Versions of relevant libraries:
[pip3] mypy-extensions==1.0.0
[pip3] numpy==1.24.0
[pip3] torch==2.1.0a0+gita014d1b
[pip3] torcheval==0.0.6
[pip3] torchmetrics==1.0.3
[pip3] torchtnt==0.2.0
[conda] blas 1.0 mkl
[conda] mkl 2023.1.0 h6d00ec8_46342
[conda] mkl-service 2.4.0 py39h5eee18b_1
[conda] mkl_fft 1.3.6 py39h417a72b_1
[conda] mkl_random 1.2.2 py39h417a72b_1
[conda] numpy 1.22.4 pypi_0 pypi
[conda] torch 2.1.0a0+gita014d1b pypi_0 pypi
[conda] torcheval 0.0.6 pypi_0 pypi
[conda] torchmetrics 1.0.3 pypi_0 pypi
[conda] torchtnt 0.2.0 pypi_0 pypi

Hi @gounley thanks for bringing this up. I'm not able to replicate this locally on my end. Can you try and see if using torcheval-nightly also results in the discrepancy?

Nightly (2023.8.20) gives me the same incorrect result.

if you create a new environment and install torcheval-nightly, does it still produce the same incorrect result?
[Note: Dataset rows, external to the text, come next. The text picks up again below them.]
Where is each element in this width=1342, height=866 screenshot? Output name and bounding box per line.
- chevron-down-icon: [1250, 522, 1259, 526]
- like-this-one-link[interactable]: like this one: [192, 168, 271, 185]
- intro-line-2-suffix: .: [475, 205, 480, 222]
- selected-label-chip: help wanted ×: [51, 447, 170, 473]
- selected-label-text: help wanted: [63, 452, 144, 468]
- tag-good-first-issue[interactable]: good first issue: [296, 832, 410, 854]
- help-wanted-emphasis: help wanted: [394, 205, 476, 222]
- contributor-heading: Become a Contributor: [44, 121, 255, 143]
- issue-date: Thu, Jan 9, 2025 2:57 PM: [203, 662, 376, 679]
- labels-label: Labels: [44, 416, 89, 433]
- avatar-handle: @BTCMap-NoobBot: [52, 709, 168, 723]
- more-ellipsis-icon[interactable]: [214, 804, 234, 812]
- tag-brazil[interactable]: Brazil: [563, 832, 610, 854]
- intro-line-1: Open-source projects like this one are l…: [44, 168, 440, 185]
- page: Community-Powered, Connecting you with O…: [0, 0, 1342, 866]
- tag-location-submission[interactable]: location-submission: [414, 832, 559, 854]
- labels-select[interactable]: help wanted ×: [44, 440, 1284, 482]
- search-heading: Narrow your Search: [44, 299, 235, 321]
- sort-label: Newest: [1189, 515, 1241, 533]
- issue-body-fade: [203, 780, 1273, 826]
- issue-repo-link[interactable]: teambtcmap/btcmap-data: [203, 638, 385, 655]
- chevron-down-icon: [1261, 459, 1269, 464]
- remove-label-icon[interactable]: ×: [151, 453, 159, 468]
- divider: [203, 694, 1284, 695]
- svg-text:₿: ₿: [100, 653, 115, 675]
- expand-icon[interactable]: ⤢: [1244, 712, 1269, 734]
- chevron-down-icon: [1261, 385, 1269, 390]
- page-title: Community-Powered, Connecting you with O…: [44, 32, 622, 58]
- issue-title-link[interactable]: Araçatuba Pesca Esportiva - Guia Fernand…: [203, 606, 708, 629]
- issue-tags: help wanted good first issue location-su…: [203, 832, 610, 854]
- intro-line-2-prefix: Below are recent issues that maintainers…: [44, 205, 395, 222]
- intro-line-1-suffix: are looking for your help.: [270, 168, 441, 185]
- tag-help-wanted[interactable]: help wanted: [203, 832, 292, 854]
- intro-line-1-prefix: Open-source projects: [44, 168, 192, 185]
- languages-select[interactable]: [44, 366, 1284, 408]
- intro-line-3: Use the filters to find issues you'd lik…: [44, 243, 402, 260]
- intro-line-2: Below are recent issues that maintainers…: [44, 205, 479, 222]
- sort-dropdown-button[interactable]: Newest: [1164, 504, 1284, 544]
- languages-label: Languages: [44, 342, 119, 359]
I made a new environment on a different machine and the result is still the same.

Versions:
Collecting environment information...
PyTorch version: 2.0.1
Is debug build: False
CUDA used to build PyTorch: None
ROCM used to build PyTorch: N/A

OS: macOS 13.5.1 (arm64)
GCC version: Could not collect
Clang version: Could not collect
CMake version: Could not collect
Libc version: N/A

Python version: 3.11.4 (main, Jul 5 2023, 08:40:20) [Clang 14.0.6 ] (64-bit runtime)
Python platform: macOS-13.5.1-arm64-arm-64bit
Is CUDA available: False
CUDA runtime version: No CUDA
CUDA_MODULE_LOADING set to: N/A
GPU models and configuration: No CUDA
Nvidia driver version: No CUDA
cuDNN version: No CUDA
HIP runtime version: N/A
MIOpen runtime version: N/A
Is XNNPACK available: True

CPU:
Apple M2

Versions of relevant libraries:
[pip3] numpy==1.25.2
[pip3] torch==2.0.1
[pip3] torchaudio==2.0.2
[pip3] torcheval-nightly==2023.8.20
[pip3] torchmetrics==1.1.0
[pip3] torchvision==0.15.2
[conda] numpy 1.25.2 pypi_0 pypi
[conda] torch 2.0.1 pypi_0 pypi
[conda] torchaudio 2.0.2 pypi_0 pypi
[conda] torcheval-nightly 2023.8.20 pypi_0 pypi
[conda] torchmetrics 1.1.0 pypi_0 pypi
[conda] torchvision 0.15.2 pypi_0 pypi

Ah ok, I found the error - it was in our test environment. I'll close the issue.